Author(s): Anna Ciostek / Language(s): French
Issue: 23/2023
My research interests include culturemes, including those related to the Second World War, analysed in terms of translation within the Polish/French language pair. In my earlier work I examined culturemes related to the Warsaw Uprising of 1944. In this article, I propose to compare a few of the culturemes that emerged in the German Nazi Concentration and Extermination Camp Auschwitz-Birkenau, which I have chosen from the Polish short story Proszę państwa do gazu (This Way for the Gas, Ladies and Gentlemen) by Tadeusz Borowski and its French versions, in two French translations entitled: Au gaz, messieurs-dames! translated by Geneviève Daude (Editions Polonia, 1960) and Aux douches, Mesdames et Messieurs! translated by Laurence Dyèvre and Éric Veaux (Christian Bourgois Editeur, 1992).
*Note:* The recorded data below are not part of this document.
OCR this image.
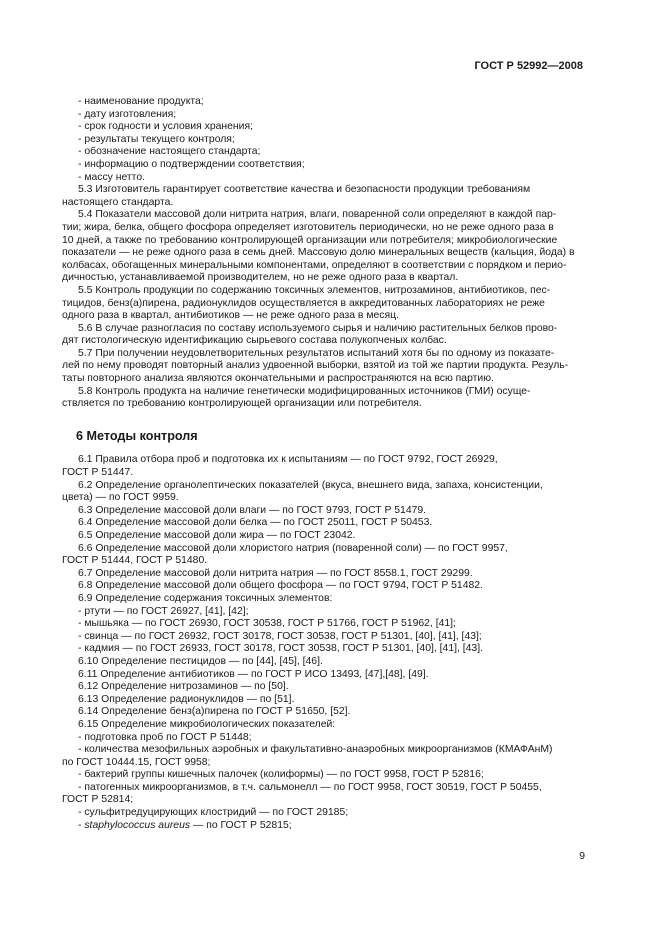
ГОСТ Р 52992—2008
- наименование продукта;
- дату изготовления;
- срок годности и условия хранения;
- результаты текущего контроля;
- обозначение настоящего стандарта;
- информацию о подтверждении соответствия;
- массу нетто.
5.3 Изготовитель гарантирует соответствие качества и безопасности продукции требованиям
настоящего стандарта.
5.4 Показатели массовой доли нитрита натрия, влаги, поваренной соли определяют в каждой пар-
тии; жира, белка, общего фосфора определяет изготовитель периодически, но не реже одного раза в
10 дней, а также по требованию контролирующей организации или потребителя; микробиологические
показатели — не реже одного раза в семь дней. Массовую долю минеральных веществ (кальция, йода) в
колбасах, обогащенных минеральными компонентами, определяют в соответствии с порядком и перио-
дичностью, устанавливаемой производителем, но не реже одного раза в квартал.
5.5 Контроль продукции по содержанию токсичных элементов, нитрозаминов, антибиотиков, пес-
тицидов, бенз(а)пирена, радионуклидов осуществляется в аккредитованных лабораториях не реже
одного раза в квартал, антибиотиков — не реже одного раза в месяц.
5.6 В случае разногласия по составу используемого сырья и наличию растительных белков прово-
дят гистологическую идентификацию сырьевого состава полукопченых колбас.
5.7 При получении неудовлетворительных результатов испытаний хотя бы по одному из показате-
лей по нему проводят повторный анализ удвоенной выборки, взятой из той же партии продукта. Резуль-
таты повторного анализа являются окончательными и распространяются на всю партию.
5.8 Контроль продукта на наличие генетически модифицированных источников (ГМИ) осуще-
ствляется по требованию контролирующей организации или потребителя.
6 Методы контроля
6.1 Правила отбора проб и подготовка их к испытаниям — по ГОСТ 9792, ГОСТ 26929,
ГОСТ Р 51447.
6.2 Определение органолептических показателей (вкуса, внешнего вида, запаха, консистенции,
цвета) — по ГОСТ 9959.
6.3 Определение массовой доли влаги — по ГОСТ 9793, ГОСТ Р 51479.
6.4 Определение массовой доли белка — по ГОСТ 25011, ГОСТ Р 50453.
6.5 Определение массовой доли жира — по ГОСТ 23042.
6.6 Определение массовой доли хлористого натрия (поваренной соли) — по ГОСТ 9957,
ГОСТ Р 51444, ГОСТ Р 51480.
6.7 Определение массовой доли нитрита натрия — по ГОСТ 8558.1, ГОСТ 29299.
6.8 Определение массовой доли общего фосфора — по ГОСТ 9794, ГОСТ Р 51482.
6.9 Определение содержания токсичных элементов:
- ртути — по ГОСТ 26927, [41], [42];
- мышьяка — по ГОСТ 26930, ГОСТ 30538, ГОСТ Р 51766, ГОСТ Р 51962, [41];
- свинца — по ГОСТ 26932, ГОСТ 30178, ГОСТ 30538, ГОСТ Р 51301, [40], [41], [43];
- кадмия — по ГОСТ 26933, ГОСТ 30178, ГОСТ 30538, ГОСТ Р 51301, [40], [41], [43].
6.10 Определение пестицидов — по [44], [45], [46].
6.11 Определение антибиотиков — по ГОСТ Р ИСО 13493, [47],[48], [49].
6.12 Определение нитрозаминов — по [50].
6.13 Определение радионуклидов — по [51].
6.14 Определение бенз(а)пирена по ГОСТ Р 51650, [52].
6.15 Определение микробиологических показателей:
- подготовка проб по ГОСТ Р 51448;
- количества мезофильных аэробных и факультативно-анаэробных микроорганизмов (КМАФАнМ)
по ГОСТ 10444.15, ГОСТ 9958;
- бактерий группы кишечных палочек (колиформы) — по ГОСТ 9958, ГОСТ Р 52816;
- патогенных микроорганизмов, в т.ч. сальмонелл — по ГОСТ 9958, ГОСТ 30519, ГОСТ Р 50455,
ГОСТ Р 52814;
- сульфитредуцирующих клостридий — по ГОСТ 29185;
- staphylococcus aureus — по ГОСТ Р 52815;
9
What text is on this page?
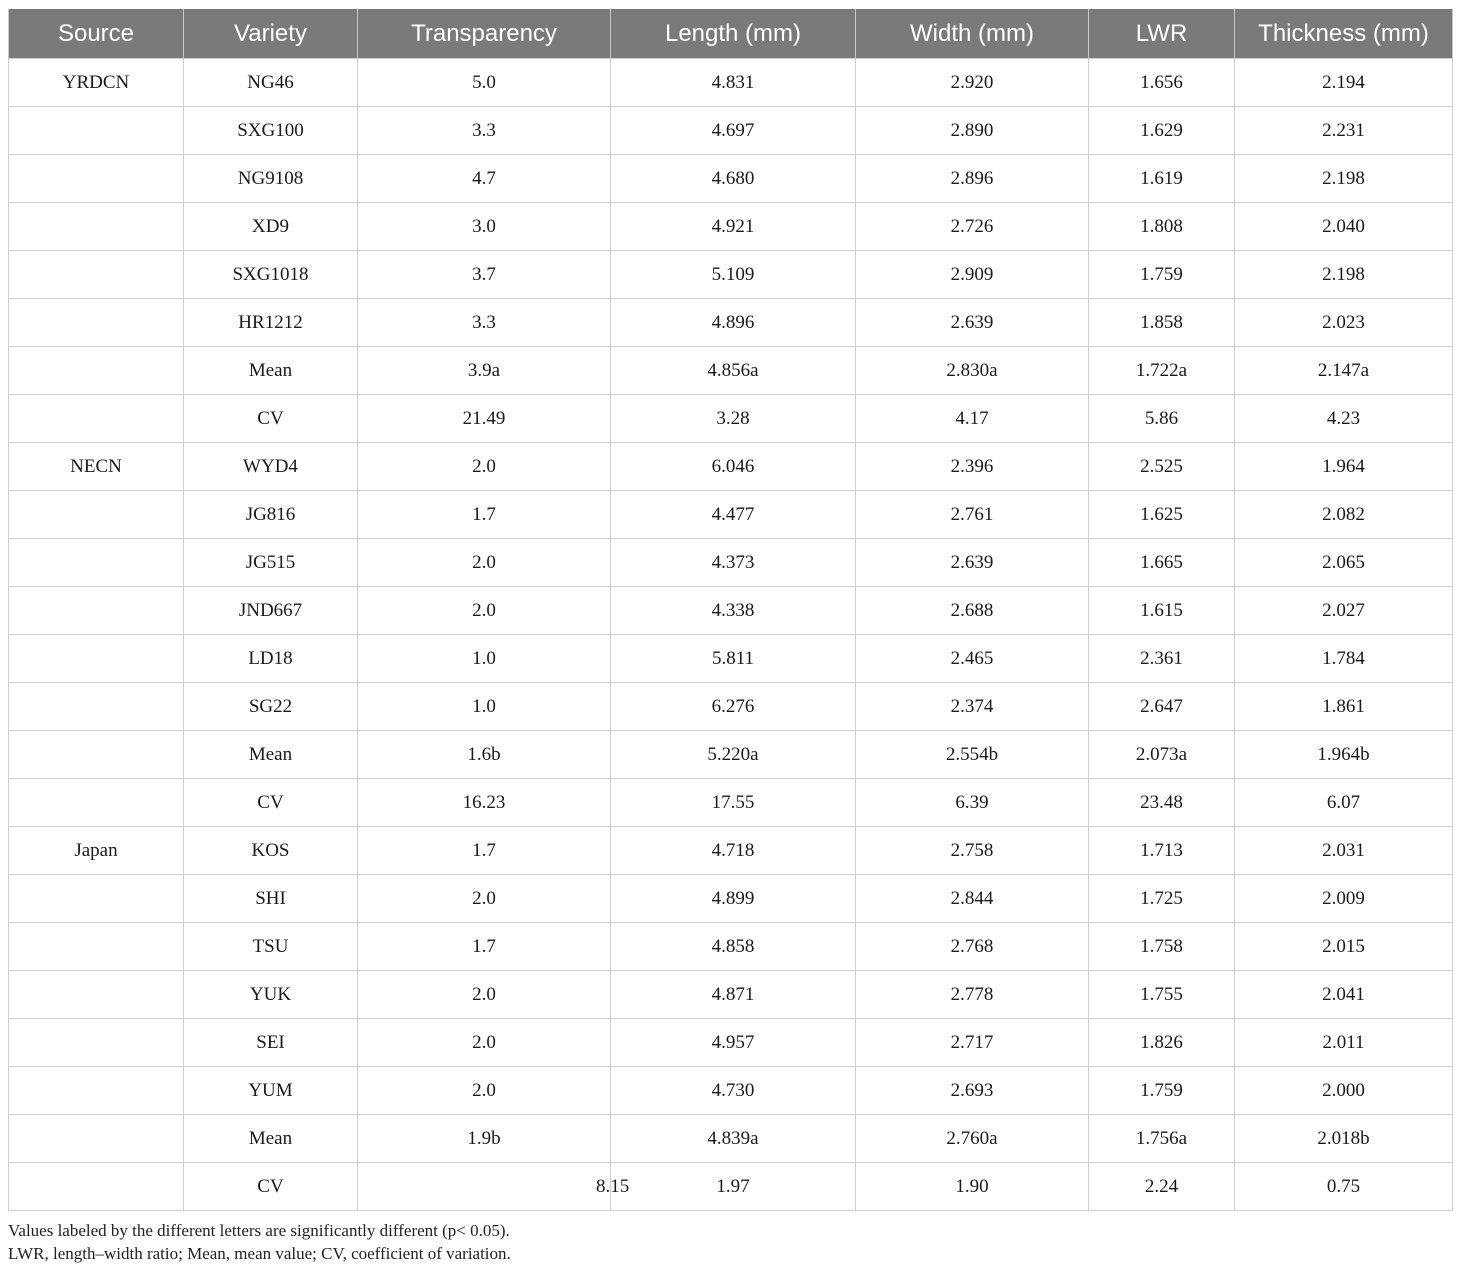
Source	Variety	Transparency	Length (mm)	Width (mm)	LWR	Thickness (mm)
YRDCN	NG46	5.0	4.831	2.920	1.656	2.194
	SXG100	3.3	4.697	2.890	1.629	2.231
	NG9108	4.7	4.680	2.896	1.619	2.198
	XD9	3.0	4.921	2.726	1.808	2.040
	SXG1018	3.7	5.109	2.909	1.759	2.198
	HR1212	3.3	4.896	2.639	1.858	2.023
	Mean	3.9a	4.856a	2.830a	1.722a	2.147a
	CV	21.49	3.28	4.17	5.86	4.23
NECN	WYD4	2.0	6.046	2.396	2.525	1.964
	JG816	1.7	4.477	2.761	1.625	2.082
	JG515	2.0	4.373	2.639	1.665	2.065
	JND667	2.0	4.338	2.688	1.615	2.027
	LD18	1.0	5.811	2.465	2.361	1.784
	SG22	1.0	6.276	2.374	2.647	1.861
	Mean	1.6b	5.220a	2.554b	2.073a	1.964b
	CV	16.23	17.55	6.39	23.48	6.07
Japan	KOS	1.7	4.718	2.758	1.713	2.031
	SHI	2.0	4.899	2.844	1.725	2.009
	TSU	1.7	4.858	2.768	1.758	2.015
	YUK	2.0	4.871	2.778	1.755	2.041
	SEI	2.0	4.957	2.717	1.826	2.011
	YUM	2.0	4.730	2.693	1.759	2.000
	Mean	1.9b	4.839a	2.760a	1.756a	2.018b
	CV	8.15	1.97	1.90	2.24	0.75
Values labeled by the different letters are significantly different (p< 0.05).
LWR, length–width ratio; Mean, mean value; CV, coefficient of variation.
In addi tion to comparing strategies for translating the selected culturemes into French, I reached for authentic documents to see if Polish culturemes specific to Auschwitz had French equivalents outside of literature. Culturemes, according to the definition in the Dystynktywny słownik synonimów by Alicja Nagórko, Marek Łaziński and Hanna Burkhardt (2004), are “important keywords for the self-identification of a community, characterising both its attitude to tradition, inherited values, as well as its coping with present time, its current experience of the world”. I include culturemes, created in the Polish language in the reality of the German occupation, among such lexical units of cultural and emotional character, as words of collective memory.